Er wurde irgendwie kontrolliert, bevor er weiter in den ihm noch fremden Geist eindrang. Obwohl Harmon zu 2/4 sein Kind war, spürte er die Präsenz seiner anderen Vorfahren deutlich.
Plötzlich stieß er aber auf etwas ihm unbekannten. Es war ja fast das erste Mal, dass er ein Sharing mit einem Mischling einging. Er traf auf Da'an, obwohl Da'an ja eigentlich nur zu einem geringen Teil an Harmon beteiligt war, war der Teil von ihm sehr ausgeprägt.
*Da'an?*, fragte er verblüfft.
*Ich habe schon auf Sie gewartet, Liam.*
*Auf mich gewartet?*, fragte Liam verblüfft. Er verstand den Taelon nicht. Wie konnte er auf ihn gewartet haben.
*Ja, Liam. Ich wusste, dass Sie über kurz oder lang herkommen würden,* der Taelon war so verdammt ruhig, wusste Da'an denn nicht, dass ihm nur noch sehr wenig Zeit blieb, um Harmon zu retten?

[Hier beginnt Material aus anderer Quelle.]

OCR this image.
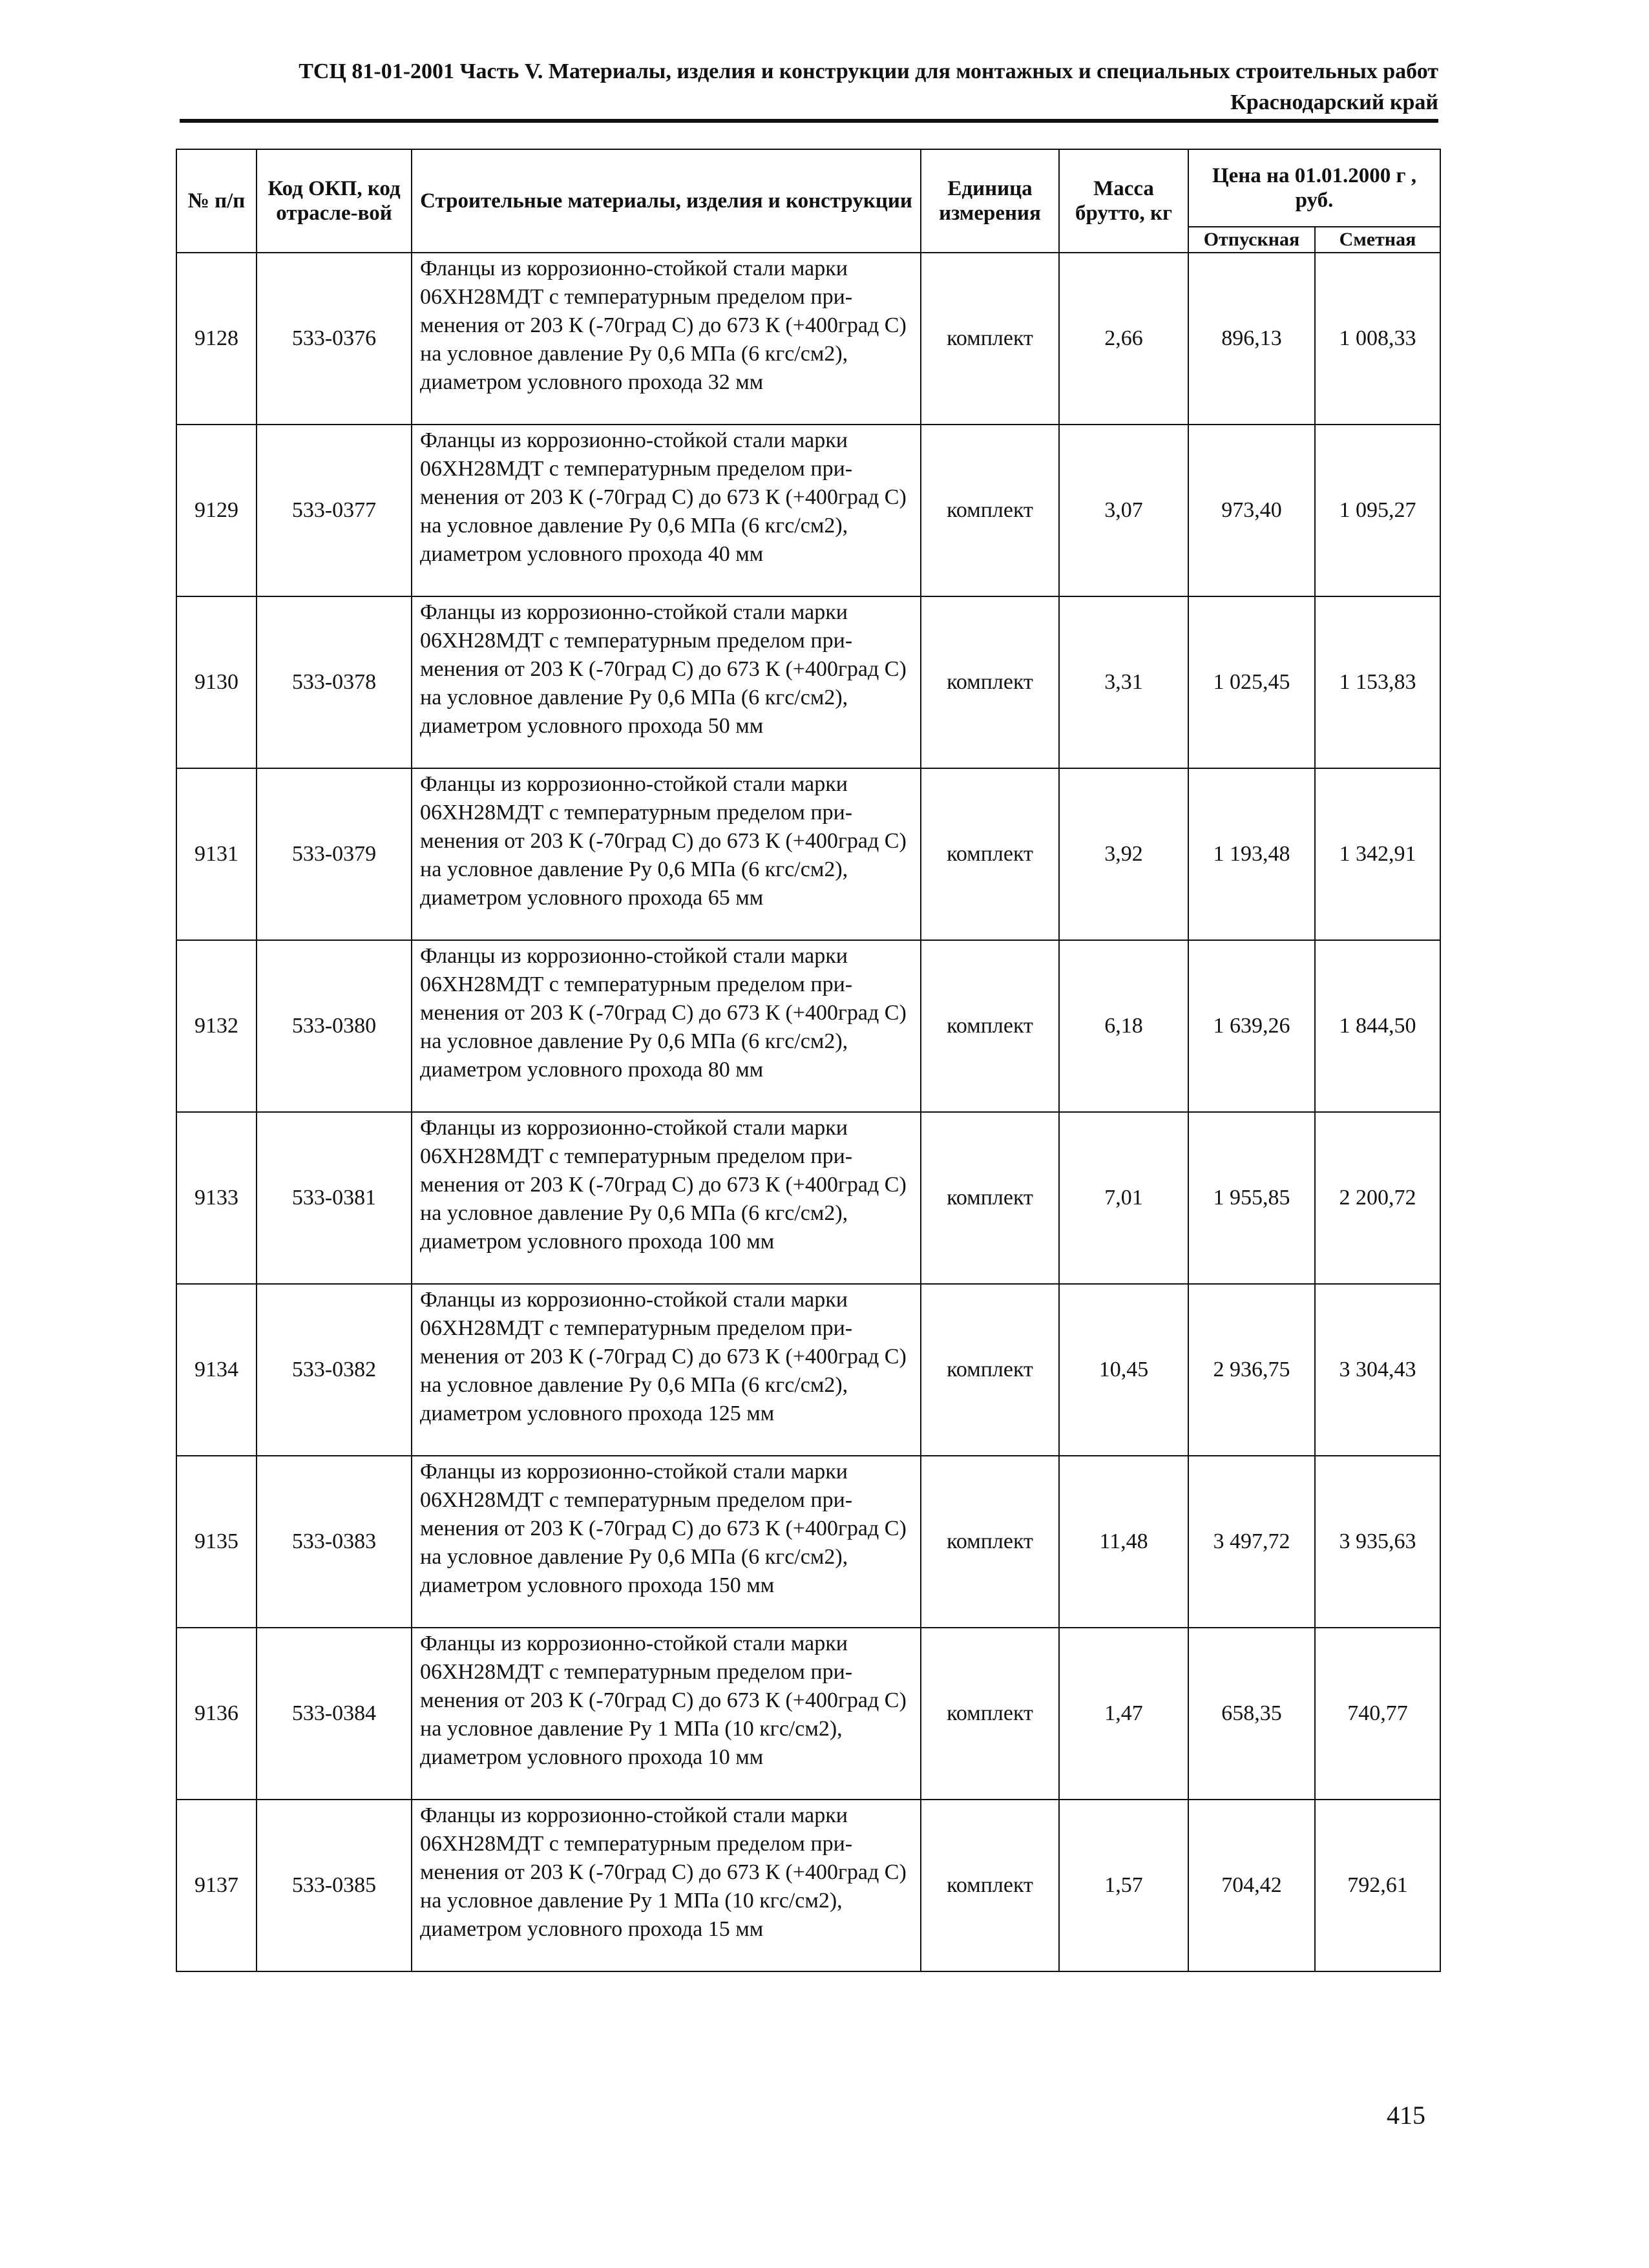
ТСЦ 81-01-2001 Часть V. Материалы, изделия и конструкции для монтажных и специальных строительных работ
Краснодарский край
№ п/п	Код ОКП, код отрасле-вой	Строительные материалы, изделия и конструкции	Единица измерения	Масса брутто, кг	Цена на 01.01.2000 г , руб.	
					Отпускная	Сметная
9128	533-0376	Фланцы из коррозионно-стойкой стали марки 06ХН28МДТ с температурным пределом при-менения от 203 К (-70град С) до 673 К (+400град С) на условное давление Ру 0,6 МПа (6 кгс/см2), диаметром условного прохода 32 мм	комплект	2,66	896,13	1 008,33
9129	533-0377	Фланцы из коррозионно-стойкой стали марки 06ХН28МДТ с температурным пределом при-менения от 203 К (-70град С) до 673 К (+400град С) на условное давление Ру 0,6 МПа (6 кгс/см2), диаметром условного прохода 40 мм	комплект	3,07	973,40	1 095,27
9130	533-0378	Фланцы из коррозионно-стойкой стали марки 06ХН28МДТ с температурным пределом при-менения от 203 К (-70град С) до 673 К (+400град С) на условное давление Ру 0,6 МПа (6 кгс/см2), диаметром условного прохода 50 мм	комплект	3,31	1 025,45	1 153,83
9131	533-0379	Фланцы из коррозионно-стойкой стали марки 06ХН28МДТ с температурным пределом при-менения от 203 К (-70град С) до 673 К (+400град С) на условное давление Ру 0,6 МПа (6 кгс/см2), диаметром условного прохода 65 мм	комплект	3,92	1 193,48	1 342,91
9132	533-0380	Фланцы из коррозионно-стойкой стали марки 06ХН28МДТ с температурным пределом при-менения от 203 К (-70град С) до 673 К (+400град С) на условное давление Ру 0,6 МПа (6 кгс/см2), диаметром условного прохода 80 мм	комплект	6,18	1 639,26	1 844,50
9133	533-0381	Фланцы из коррозионно-стойкой стали марки 06ХН28МДТ с температурным пределом при-менения от 203 К (-70град С) до 673 К (+400град С) на условное давление Ру 0,6 МПа (6 кгс/см2), диаметром условного прохода 100 мм	комплект	7,01	1 955,85	2 200,72
9134	533-0382	Фланцы из коррозионно-стойкой стали марки 06ХН28МДТ с температурным пределом при-менения от 203 К (-70град С) до 673 К (+400град С) на условное давление Ру 0,6 МПа (6 кгс/см2), диаметром условного прохода 125 мм	комплект	10,45	2 936,75	3 304,43
9135	533-0383	Фланцы из коррозионно-стойкой стали марки 06ХН28МДТ с температурным пределом при-менения от 203 К (-70град С) до 673 К (+400град С) на условное давление Ру 0,6 МПа (6 кгс/см2), диаметром условного прохода 150 мм	комплект	11,48	3 497,72	3 935,63
9136	533-0384	Фланцы из коррозионно-стойкой стали марки 06ХН28МДТ с температурным пределом при-менения от 203 К (-70град С) до 673 К (+400град С) на условное давление Ру 1 МПа (10 кгс/см2), диаметром условного прохода 10 мм	комплект	1,47	658,35	740,77
9137	533-0385	Фланцы из коррозионно-стойкой стали марки 06ХН28МДТ с температурным пределом при-менения от 203 К (-70град С) до 673 К (+400град С) на условное давление Ру 1 МПа (10 кгс/см2), диаметром условного прохода 15 мм	комплект	1,57	704,42	792,61
415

*Hier ist die Zeit unwichtig. Es bleibt für Harmon noch genügend Zeit, dass wir uns unterhalten können,* beantwortete er Liams Gedanken.
*Aber ich kann mich doch nicht seelenruhig mit Ihnen, oder was auch immer Sie sind unterhalten, während ich ganz genau weiß, dass Harmon nicht mehr viel Zeit bleibt,* versuchte Liam vergeblichst den Taelon zu hetzen.
*Liam, ich kann Sie ja verstehen. Aber es gibt Dinge, die haben jetzt Vorrang...*
*Was hat denn mehr Vorrang als das Leben dieses Kindes?*
*Die Rettung unserer vier Rassen,* erwiderte Da'an, den zunehmend unruhiger werdenden Liam.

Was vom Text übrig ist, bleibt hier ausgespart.